Italien: neues Zentrum der Widersprüche?

Italien nimmt in der Hierarchie der innereuropäischen Arbeitsteilung eine Zwischenposition zwischen Deutschland und der Peripherie in Süd- und Osteuropa ein. Seit den Umbrüchen der 1990er Jahre und dem Aufstieg Chinas zur imperialistischen Macht haben sich die Konkurrenzbedingungen gravierend geändert. Mit Wegfall der Abwertungsmöglichkeiten durch die Einführung des Euro geriet die italienische Industrie aufgrund ihres Spezialisierungsprofils unter verstärkten Kostensenkungsdruck. Hatte das Land einst ein außergewöhnlich hohes Niveau industrieller Beschäftigung ähnlich der BRD aufrechterhalten können, scheint sich ein Trend zur teilweisen Deindustrialisierung durchzusetzen.

Es ist also zu erwarten, dass Italien zum Herd eines künftigen Schwelbrands in der EU werden wird. Die aktuelle EU-Haushaltspolitik der Großen Koalition in der BRD und ihre vergleichsweise versöhnlerische Haltung gegenüber Polen und Ungarn reflektieren auch eine Veränderung der Ökonomie des Kontinents. Die explosive Vertiefung der Krise in Italien würden die EU und ihre Führungsmacht vor noch größere Herausforderungen stellen.

Düstere Aussichten

Obwohl die Haushaltskrise letztlich in einem vom deutschen Imperialismus vermittelten Kompromiss endete, verdeutlichte das Gezerre, das innerhalb der führenden Kreise der EU und innerhalb ihrer dominierenden Mächte, allen von in Deutschland, auch ein Konflikt über die zukünftige Europa-Strategie stattfindet. Sollen „abweichende“ kleinere Staaten oder Staatengruppen weiter taktisch eingebunden werden oder sollen die EU und die Eurozone zu einem zentralisierten, ökonomisch und politische einheitlicheren Staatenblock unter deutscher bzw. deutsch-französischer Führung geschmiedet werden.
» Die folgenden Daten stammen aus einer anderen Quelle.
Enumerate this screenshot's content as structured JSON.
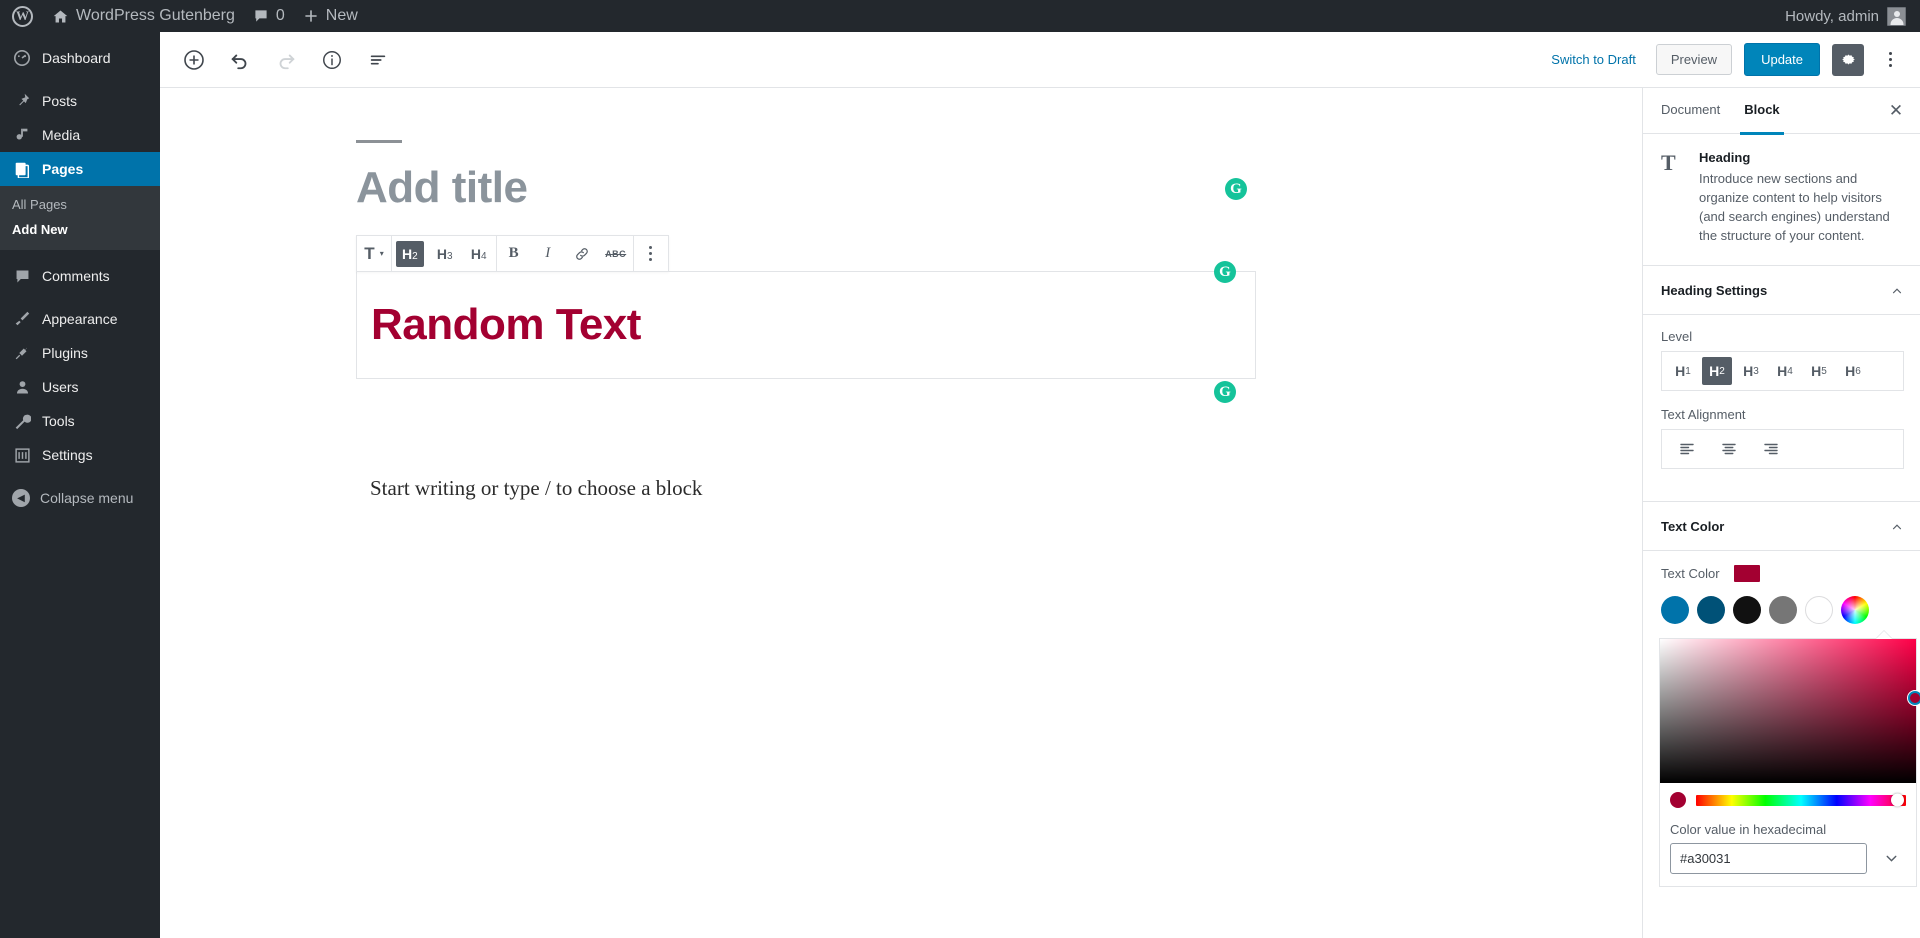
{
  "adminbar": {
    "logo_icon": "wordpress-logo-icon",
    "site_name": "WordPress Gutenberg",
    "home_icon": "home-icon",
    "comments_icon": "comment-bubble-icon",
    "comments_count": "0",
    "new_icon": "plus-icon",
    "new_label": "New",
    "howdy": "Howdy, admin",
    "avatar_icon": "user-avatar-icon"
  },
  "adminmenu": {
    "items": [
      {
        "label": "Dashboard",
        "icon": "dashboard-icon",
        "current": false
      },
      {
        "label": "Posts",
        "icon": "pin-icon",
        "current": false
      },
      {
        "label": "Media",
        "icon": "media-icon",
        "current": false
      },
      {
        "label": "Pages",
        "icon": "pages-icon",
        "current": true
      },
      {
        "label": "Comments",
        "icon": "comment-bubble-icon",
        "current": false
      },
      {
        "label": "Appearance",
        "icon": "paintbrush-icon",
        "current": false
      },
      {
        "label": "Plugins",
        "icon": "plug-icon",
        "current": false
      },
      {
        "label": "Users",
        "icon": "user-icon",
        "current": false
      },
      {
        "label": "Tools",
        "icon": "wrench-icon",
        "current": false
      },
      {
        "label": "Settings",
        "icon": "sliders-icon",
        "current": false
      }
    ],
    "submenu": [
      {
        "label": "All Pages",
        "active": false
      },
      {
        "label": "Add New",
        "active": true
      }
    ],
    "collapse_label": "Collapse menu",
    "collapse_icon": "arrow-left-circle-icon"
  },
  "editor_header": {
    "add_block_icon": "plus-circle-icon",
    "undo_icon": "undo-arrow-icon",
    "redo_icon": "redo-arrow-icon",
    "info_icon": "info-circle-icon",
    "outline_icon": "list-view-icon",
    "switch_to_draft": "Switch to Draft",
    "preview": "Preview",
    "update": "Update",
    "settings_gear_icon": "gear-icon",
    "more_menu_icon": "kebab-menu-icon"
  },
  "canvas": {
    "title_placeholder": "Add title",
    "heading_text": "Random Text",
    "heading_color": "#a30031",
    "paragraph_placeholder": "Start writing or type / to choose a block",
    "grammarly_icon": "grammarly-g-icon",
    "block_toolbar": {
      "type_icon": "text-type-T-icon",
      "type_chevron": "chevron-down-icon",
      "levels": [
        {
          "label": "H",
          "sub": "2",
          "active": true
        },
        {
          "label": "H",
          "sub": "3",
          "active": false
        },
        {
          "label": "H",
          "sub": "4",
          "active": false
        }
      ],
      "bold_icon": "bold-B-icon",
      "italic_icon": "italic-I-icon",
      "link_icon": "link-chain-icon",
      "strikethrough_icon": "strikethrough-abc-icon",
      "more_icon": "kebab-menu-icon"
    }
  },
  "settings": {
    "tabs": [
      {
        "label": "Document",
        "active": false
      },
      {
        "label": "Block",
        "active": true
      }
    ],
    "close_icon": "close-x-icon",
    "block_card": {
      "icon": "heading-T-icon",
      "title": "Heading",
      "description": "Introduce new sections and organize content to help visitors (and search engines) understand the structure of your content."
    },
    "heading_panel": {
      "title": "Heading Settings",
      "chevron_icon": "chevron-up-icon",
      "level_label": "Level",
      "levels": [
        {
          "label": "H",
          "sub": "1",
          "active": false
        },
        {
          "label": "H",
          "sub": "2",
          "active": true
        },
        {
          "label": "H",
          "sub": "3",
          "active": false
        },
        {
          "label": "H",
          "sub": "4",
          "active": false
        },
        {
          "label": "H",
          "sub": "5",
          "active": false
        },
        {
          "label": "H",
          "sub": "6",
          "active": false
        }
      ],
      "alignment_label": "Text Alignment",
      "alignments": [
        {
          "icon": "align-left-icon"
        },
        {
          "icon": "align-center-icon"
        },
        {
          "icon": "align-right-icon"
        }
      ]
    },
    "text_color_panel": {
      "title": "Text Color",
      "chevron_icon": "chevron-up-icon",
      "field_label": "Text Color",
      "current_color": "#a30031",
      "swatches": [
        {
          "name": "pale-blue",
          "color": "#0073aa"
        },
        {
          "name": "dark-blue",
          "color": "#005177"
        },
        {
          "name": "black",
          "color": "#111111"
        },
        {
          "name": "gray",
          "color": "#767676"
        },
        {
          "name": "white",
          "color": "#ffffff"
        },
        {
          "name": "custom-color-wheel",
          "color": "custom"
        }
      ],
      "picker": {
        "saturation_icon": "saturation-value-area",
        "hue_icon": "hue-slider",
        "hex_label": "Color value in hexadecimal",
        "hex_value": "#a30031",
        "expand_icon": "chevron-down-icon"
      }
    }
  }
}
Zugleich droht das größer gewordene wirtschaftliche Gefälle zwischen Norden und Süden in der EU den Zusammenhalt der Union weiter zu unterminieren. In Anbetracht einer herannahenden Krise in einem seit dem Zweiten Weltkrieg nicht gekannten Ausmaß ist es äußerst unwahrscheinlich, dass Länder wie Österreich, die Niederlande, Finnland und Schweden, aber auch Teile des BRD-Kapitals solidarisch die Krisenlasten mit den kränkelnden Volkswirtschaften teilen. Der deutsche und der französische Imperialismus stehen somit vor schwer unlösbaren Herausforderungen angesichts der globalen Krise und der Konkurrenz durch China und die USA.
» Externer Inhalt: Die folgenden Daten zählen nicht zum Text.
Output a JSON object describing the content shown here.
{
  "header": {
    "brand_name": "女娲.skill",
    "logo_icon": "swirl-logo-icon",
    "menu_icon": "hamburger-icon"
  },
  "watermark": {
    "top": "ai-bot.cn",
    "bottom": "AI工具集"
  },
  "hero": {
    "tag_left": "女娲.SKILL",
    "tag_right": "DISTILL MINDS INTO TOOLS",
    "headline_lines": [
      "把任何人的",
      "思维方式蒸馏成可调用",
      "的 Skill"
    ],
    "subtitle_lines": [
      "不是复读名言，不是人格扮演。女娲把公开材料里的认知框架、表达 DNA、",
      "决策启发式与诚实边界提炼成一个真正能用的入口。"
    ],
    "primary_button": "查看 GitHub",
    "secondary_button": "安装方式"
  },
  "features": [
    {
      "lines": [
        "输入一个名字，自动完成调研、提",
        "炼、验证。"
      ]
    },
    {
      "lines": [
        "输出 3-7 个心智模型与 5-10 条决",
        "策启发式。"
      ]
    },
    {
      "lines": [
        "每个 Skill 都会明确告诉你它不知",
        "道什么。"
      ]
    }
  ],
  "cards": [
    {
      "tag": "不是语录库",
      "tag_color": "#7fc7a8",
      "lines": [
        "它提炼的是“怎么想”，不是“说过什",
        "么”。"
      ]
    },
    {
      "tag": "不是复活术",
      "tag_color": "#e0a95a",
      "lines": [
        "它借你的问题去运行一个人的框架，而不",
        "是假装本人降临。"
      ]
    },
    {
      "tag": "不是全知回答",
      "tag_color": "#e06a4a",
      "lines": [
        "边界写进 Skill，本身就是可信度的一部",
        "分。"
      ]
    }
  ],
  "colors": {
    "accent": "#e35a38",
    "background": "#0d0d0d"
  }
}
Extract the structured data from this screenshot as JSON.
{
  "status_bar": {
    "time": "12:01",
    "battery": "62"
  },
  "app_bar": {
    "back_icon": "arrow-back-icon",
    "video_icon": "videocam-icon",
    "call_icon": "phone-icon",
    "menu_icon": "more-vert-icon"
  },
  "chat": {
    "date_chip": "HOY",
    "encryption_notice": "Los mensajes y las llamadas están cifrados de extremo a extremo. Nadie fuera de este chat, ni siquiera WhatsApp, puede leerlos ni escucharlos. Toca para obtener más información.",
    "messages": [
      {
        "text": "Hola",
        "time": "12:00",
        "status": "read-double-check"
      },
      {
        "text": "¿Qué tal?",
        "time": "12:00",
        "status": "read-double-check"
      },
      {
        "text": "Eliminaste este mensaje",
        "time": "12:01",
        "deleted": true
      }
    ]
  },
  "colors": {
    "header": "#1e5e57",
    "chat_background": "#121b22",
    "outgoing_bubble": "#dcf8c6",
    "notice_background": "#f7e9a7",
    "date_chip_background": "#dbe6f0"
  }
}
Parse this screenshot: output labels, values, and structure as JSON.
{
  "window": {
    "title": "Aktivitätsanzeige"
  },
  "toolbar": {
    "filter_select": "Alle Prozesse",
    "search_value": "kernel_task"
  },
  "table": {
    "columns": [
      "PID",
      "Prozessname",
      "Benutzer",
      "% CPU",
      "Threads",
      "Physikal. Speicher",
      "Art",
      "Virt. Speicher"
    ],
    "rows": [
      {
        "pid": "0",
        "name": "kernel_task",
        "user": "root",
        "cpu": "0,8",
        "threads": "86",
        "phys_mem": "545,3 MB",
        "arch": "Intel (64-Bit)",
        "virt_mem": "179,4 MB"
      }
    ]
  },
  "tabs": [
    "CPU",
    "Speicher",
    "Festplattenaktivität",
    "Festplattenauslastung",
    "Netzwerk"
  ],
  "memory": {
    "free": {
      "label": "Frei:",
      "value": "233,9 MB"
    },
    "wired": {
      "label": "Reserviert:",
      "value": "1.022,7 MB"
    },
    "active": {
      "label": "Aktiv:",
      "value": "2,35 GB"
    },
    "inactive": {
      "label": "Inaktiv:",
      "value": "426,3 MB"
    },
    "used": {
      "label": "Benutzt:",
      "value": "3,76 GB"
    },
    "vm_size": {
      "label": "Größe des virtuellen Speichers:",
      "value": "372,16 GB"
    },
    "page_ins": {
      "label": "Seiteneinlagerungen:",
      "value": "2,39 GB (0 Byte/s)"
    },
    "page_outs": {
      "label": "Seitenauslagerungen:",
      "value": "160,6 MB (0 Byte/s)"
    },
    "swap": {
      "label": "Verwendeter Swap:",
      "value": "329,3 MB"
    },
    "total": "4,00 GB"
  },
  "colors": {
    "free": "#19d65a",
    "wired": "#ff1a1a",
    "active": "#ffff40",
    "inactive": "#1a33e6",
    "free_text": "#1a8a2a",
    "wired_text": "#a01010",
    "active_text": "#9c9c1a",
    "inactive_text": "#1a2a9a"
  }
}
Der französische Imperialismus unter Macron versucht sich als als Vorreiter europäischer „Eigenständigkeit“ zu präsentieren. Angesichts der Schwächen der französischen Wirtschaft und der inneren politischen Krisen Frankreichs verbrauchen sich die meisten seiner Initiativen fast so schnell, wie sie in die Welt gesetzt wurden. Der deutsche Imperialismus setzt mit Merkel und von der Leyen zumindest der Form nach auf Ausgleich und Kompromiss – doch die Zeit läuft ihnen angesichts einer krisengeschüttelten Europäischen Union und  immer tieferer Widersprüche davon.

Härtere Gangart

Die Drohungen gegenüber Ungarn und Polen im Haushaltsstreit signalisierten, dass auch die Führung der EU-Kommission und Teile des deutschen Imperialismus erwägen, eine härtere Gangart gegenüber „abweichenden“ Mitgliedern der EU einzuschlagen. Im Haushaltsstreit hätte er mit einer „kompromisslosen“ Haltung letztlich aber mehr verloren und gewonnen. Die Dauer und Härte des Konflikts zeigen freilich, welche weit größeren uns noch bevorstehen, wenn die gegenwärtige Krise entscheidende Volkswirtschaften der EU – wie z. B. Italien – an den Rand des Bankrotts treiben sollte.